In the opening paragraph she presents the whole Trojan Horse issue as a demonization of Islam. There were some anti-Muslim elements in the coverage, but this was a serious problem, and viewed that way by many observant Muslims. She also mentions the removal of kosher food from Sainsburys – now, this was disgraceful, but it wasn’t motivated primarily, if at all, by any antipathy to religion, or even to Judaism.

After a string of such supposed affronts to religion she observes.

This is not on a par with the Islamic State’s persecution of Christians in northern Iraq.

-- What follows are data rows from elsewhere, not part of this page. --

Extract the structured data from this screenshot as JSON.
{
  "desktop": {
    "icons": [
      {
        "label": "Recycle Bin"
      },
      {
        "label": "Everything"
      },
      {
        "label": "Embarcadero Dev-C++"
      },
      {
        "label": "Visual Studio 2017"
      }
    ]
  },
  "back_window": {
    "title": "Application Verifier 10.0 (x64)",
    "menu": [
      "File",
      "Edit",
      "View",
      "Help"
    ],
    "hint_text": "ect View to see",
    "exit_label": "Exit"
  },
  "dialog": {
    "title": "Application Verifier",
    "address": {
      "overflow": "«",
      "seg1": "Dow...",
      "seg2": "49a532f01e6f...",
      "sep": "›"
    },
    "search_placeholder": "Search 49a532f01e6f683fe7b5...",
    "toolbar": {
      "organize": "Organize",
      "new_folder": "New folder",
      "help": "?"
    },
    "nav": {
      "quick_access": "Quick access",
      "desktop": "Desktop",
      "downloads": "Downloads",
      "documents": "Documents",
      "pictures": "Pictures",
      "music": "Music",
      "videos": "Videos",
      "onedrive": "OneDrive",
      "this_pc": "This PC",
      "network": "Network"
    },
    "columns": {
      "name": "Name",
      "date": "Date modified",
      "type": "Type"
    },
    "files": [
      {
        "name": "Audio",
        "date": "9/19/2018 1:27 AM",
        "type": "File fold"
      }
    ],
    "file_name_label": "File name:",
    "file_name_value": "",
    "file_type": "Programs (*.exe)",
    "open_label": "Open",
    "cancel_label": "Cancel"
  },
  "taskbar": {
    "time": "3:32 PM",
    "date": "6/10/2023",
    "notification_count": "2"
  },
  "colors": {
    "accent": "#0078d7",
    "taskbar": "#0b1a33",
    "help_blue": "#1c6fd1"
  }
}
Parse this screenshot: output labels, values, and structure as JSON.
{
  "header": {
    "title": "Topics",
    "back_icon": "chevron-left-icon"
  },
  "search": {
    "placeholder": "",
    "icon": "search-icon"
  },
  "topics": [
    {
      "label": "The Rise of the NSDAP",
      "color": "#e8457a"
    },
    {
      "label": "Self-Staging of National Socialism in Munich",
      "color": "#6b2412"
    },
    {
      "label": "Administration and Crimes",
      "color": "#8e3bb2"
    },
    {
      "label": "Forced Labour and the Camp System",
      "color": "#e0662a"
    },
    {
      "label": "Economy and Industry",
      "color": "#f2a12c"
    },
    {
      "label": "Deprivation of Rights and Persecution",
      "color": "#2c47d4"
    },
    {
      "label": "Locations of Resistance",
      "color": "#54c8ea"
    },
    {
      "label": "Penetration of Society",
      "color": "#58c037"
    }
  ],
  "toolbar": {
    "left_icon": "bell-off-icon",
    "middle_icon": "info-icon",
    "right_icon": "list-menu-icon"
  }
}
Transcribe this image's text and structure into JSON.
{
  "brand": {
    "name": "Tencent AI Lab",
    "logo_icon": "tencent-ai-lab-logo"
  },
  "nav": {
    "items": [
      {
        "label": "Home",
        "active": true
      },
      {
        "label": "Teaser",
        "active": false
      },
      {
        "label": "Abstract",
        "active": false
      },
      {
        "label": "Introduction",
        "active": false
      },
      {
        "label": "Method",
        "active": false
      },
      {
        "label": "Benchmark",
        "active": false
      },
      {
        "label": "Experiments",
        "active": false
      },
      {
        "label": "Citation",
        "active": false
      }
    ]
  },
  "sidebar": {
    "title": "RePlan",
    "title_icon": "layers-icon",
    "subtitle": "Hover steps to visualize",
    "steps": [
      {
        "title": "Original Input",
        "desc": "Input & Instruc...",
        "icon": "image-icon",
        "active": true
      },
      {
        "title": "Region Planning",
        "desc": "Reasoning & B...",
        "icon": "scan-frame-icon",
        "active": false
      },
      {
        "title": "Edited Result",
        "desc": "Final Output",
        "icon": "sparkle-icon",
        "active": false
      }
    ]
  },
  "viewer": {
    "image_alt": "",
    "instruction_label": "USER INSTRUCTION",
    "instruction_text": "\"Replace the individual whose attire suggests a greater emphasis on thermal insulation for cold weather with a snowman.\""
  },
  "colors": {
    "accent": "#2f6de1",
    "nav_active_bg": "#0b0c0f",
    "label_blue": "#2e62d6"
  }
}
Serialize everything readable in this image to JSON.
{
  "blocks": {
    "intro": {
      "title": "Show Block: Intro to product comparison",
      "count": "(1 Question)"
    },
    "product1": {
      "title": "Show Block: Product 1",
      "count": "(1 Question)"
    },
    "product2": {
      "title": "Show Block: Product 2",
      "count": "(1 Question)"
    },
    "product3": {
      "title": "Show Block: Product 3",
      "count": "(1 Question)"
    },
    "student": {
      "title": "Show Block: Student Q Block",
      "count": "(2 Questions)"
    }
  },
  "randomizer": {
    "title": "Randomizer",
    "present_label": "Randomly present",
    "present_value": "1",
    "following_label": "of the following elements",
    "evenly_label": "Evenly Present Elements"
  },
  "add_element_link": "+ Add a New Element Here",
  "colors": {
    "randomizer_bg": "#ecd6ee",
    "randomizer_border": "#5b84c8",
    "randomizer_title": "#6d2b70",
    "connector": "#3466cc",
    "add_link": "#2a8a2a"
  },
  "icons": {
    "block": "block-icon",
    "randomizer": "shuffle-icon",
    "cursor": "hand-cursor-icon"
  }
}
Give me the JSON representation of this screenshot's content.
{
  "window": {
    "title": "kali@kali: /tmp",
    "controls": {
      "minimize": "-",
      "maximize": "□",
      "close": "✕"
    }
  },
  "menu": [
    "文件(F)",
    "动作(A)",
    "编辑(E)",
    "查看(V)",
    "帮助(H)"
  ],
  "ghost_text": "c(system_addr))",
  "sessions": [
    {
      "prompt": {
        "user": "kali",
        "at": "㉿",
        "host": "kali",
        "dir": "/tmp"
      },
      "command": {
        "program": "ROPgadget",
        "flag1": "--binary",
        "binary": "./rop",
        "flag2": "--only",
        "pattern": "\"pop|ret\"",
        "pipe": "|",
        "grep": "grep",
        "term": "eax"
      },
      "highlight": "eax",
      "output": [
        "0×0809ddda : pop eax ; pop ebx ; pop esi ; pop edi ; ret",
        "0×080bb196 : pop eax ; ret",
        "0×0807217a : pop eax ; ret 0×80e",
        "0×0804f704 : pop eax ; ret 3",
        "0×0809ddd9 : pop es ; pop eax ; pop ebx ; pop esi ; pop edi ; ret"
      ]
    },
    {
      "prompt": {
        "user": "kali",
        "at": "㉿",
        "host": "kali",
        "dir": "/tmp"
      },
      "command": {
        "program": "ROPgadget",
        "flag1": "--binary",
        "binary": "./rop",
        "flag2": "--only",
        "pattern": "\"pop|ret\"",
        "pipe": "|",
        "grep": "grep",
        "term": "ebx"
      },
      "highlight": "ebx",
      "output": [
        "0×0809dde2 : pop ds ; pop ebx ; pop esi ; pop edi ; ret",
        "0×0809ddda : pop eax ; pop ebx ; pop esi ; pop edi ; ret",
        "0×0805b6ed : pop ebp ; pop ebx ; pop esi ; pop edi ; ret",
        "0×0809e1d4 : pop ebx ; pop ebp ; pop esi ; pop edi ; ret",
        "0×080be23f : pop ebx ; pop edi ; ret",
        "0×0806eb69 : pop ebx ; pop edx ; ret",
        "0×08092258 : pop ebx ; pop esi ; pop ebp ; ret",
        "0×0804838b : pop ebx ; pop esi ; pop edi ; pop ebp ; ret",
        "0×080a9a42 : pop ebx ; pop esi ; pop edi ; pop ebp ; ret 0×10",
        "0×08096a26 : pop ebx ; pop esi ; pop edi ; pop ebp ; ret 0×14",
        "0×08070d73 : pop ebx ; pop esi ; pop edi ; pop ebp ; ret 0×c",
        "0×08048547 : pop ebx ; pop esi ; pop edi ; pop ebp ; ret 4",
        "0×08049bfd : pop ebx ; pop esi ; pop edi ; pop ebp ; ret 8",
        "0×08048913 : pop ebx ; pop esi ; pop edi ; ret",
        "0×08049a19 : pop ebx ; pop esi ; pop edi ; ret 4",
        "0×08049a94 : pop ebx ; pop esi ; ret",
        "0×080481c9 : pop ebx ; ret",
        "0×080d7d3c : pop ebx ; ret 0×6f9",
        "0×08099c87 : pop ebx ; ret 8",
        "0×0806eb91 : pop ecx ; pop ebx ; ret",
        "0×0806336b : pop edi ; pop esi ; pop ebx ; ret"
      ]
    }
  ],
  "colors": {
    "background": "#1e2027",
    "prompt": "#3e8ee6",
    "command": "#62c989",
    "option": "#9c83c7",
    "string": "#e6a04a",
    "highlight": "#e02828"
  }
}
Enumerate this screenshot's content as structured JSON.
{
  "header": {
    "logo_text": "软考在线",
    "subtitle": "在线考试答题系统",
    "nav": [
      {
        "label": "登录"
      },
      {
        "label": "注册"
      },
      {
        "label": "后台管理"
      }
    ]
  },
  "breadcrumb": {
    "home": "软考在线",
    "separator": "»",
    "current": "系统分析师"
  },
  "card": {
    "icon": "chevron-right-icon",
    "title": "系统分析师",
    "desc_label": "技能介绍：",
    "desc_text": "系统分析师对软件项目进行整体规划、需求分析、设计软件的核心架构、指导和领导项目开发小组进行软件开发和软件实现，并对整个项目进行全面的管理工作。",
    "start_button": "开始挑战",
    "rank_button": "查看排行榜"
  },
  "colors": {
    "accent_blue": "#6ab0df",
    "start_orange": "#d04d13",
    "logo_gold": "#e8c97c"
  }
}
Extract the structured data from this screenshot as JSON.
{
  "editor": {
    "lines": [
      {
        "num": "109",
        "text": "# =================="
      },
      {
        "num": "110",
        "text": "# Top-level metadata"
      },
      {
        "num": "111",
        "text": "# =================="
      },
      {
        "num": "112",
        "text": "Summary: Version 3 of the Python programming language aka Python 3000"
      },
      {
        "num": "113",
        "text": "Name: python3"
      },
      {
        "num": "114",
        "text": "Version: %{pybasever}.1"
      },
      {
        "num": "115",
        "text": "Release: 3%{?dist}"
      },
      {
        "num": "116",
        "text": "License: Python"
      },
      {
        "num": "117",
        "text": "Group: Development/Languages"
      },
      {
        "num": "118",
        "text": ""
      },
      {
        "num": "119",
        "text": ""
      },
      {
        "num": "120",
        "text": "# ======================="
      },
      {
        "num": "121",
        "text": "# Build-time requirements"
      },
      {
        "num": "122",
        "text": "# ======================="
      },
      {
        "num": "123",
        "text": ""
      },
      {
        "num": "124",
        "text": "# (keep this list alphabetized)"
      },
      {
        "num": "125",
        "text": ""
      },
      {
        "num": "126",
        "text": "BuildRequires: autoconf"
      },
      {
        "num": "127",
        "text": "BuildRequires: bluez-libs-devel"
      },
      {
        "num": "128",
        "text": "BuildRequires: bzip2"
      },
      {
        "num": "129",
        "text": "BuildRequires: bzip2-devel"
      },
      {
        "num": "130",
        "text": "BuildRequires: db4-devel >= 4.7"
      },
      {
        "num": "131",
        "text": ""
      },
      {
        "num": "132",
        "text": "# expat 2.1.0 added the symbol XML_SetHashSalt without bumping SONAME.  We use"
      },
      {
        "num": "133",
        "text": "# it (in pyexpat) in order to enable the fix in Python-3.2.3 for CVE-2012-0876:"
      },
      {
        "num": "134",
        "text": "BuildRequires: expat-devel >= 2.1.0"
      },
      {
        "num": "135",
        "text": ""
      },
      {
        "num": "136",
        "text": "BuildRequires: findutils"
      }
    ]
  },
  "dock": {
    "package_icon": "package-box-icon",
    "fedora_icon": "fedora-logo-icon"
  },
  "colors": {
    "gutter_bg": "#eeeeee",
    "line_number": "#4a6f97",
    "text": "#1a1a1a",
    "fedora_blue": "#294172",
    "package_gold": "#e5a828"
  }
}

Well – that at least I can agree with.

She goes on to complain that society promotes equality for some groups, but not for the religious.  But whereas she offers examples of LGBT people and women being abused solely because of their identity, the cases she offers of Christians being persecuted all relate to their own discriminatory treatment of others. (By contrast, if a B and B owner refused to admit people on purely religious grounds, perhaps because someone was wearing hijab, clearly that would be a case of genuine bigotry.)

Odone links this championing of secular values, and refusal to privilege religion, with a growth in antisemitism and Islamophobia.  But antisemitism at present (unlike in the Middle Ages, say) seems to have comparatively little to do with hostility to religion/Judaism. Some antisemites are themselves pretty religious. Islamophobia of course has more to do with religion, but Odone’s analysis still seems flawed. The odd secularist may sometimes drift into bigotry, but they seem few in number compared to a) anti-Muslim racists and bigots who may be religious themselves and b) those with genuine concerns about extremism, many of them practising Muslims.

She goes on:

A Jew – as Stephen Pollard wrote in the Telegraph – is an Israeli; an imam is an Isis apologist; a Christian is a creationist.

Again, the kind of antisemitism Pollard identifies doesn’t seem religiously inflected – and most people surely don’t think all Christians are creationists.  Odone concedes that Christians in the UK aren’t faring as badly as Christians in northern Iraq – she might also consider the situation of those who are being persecuted for their lack of faith, in particular ex-Muslims, and, given that she seems willing to magnify comparatively trivial problems, spare a thought for the group which is mistrusted more than any other religious/belief category in the US – atheists.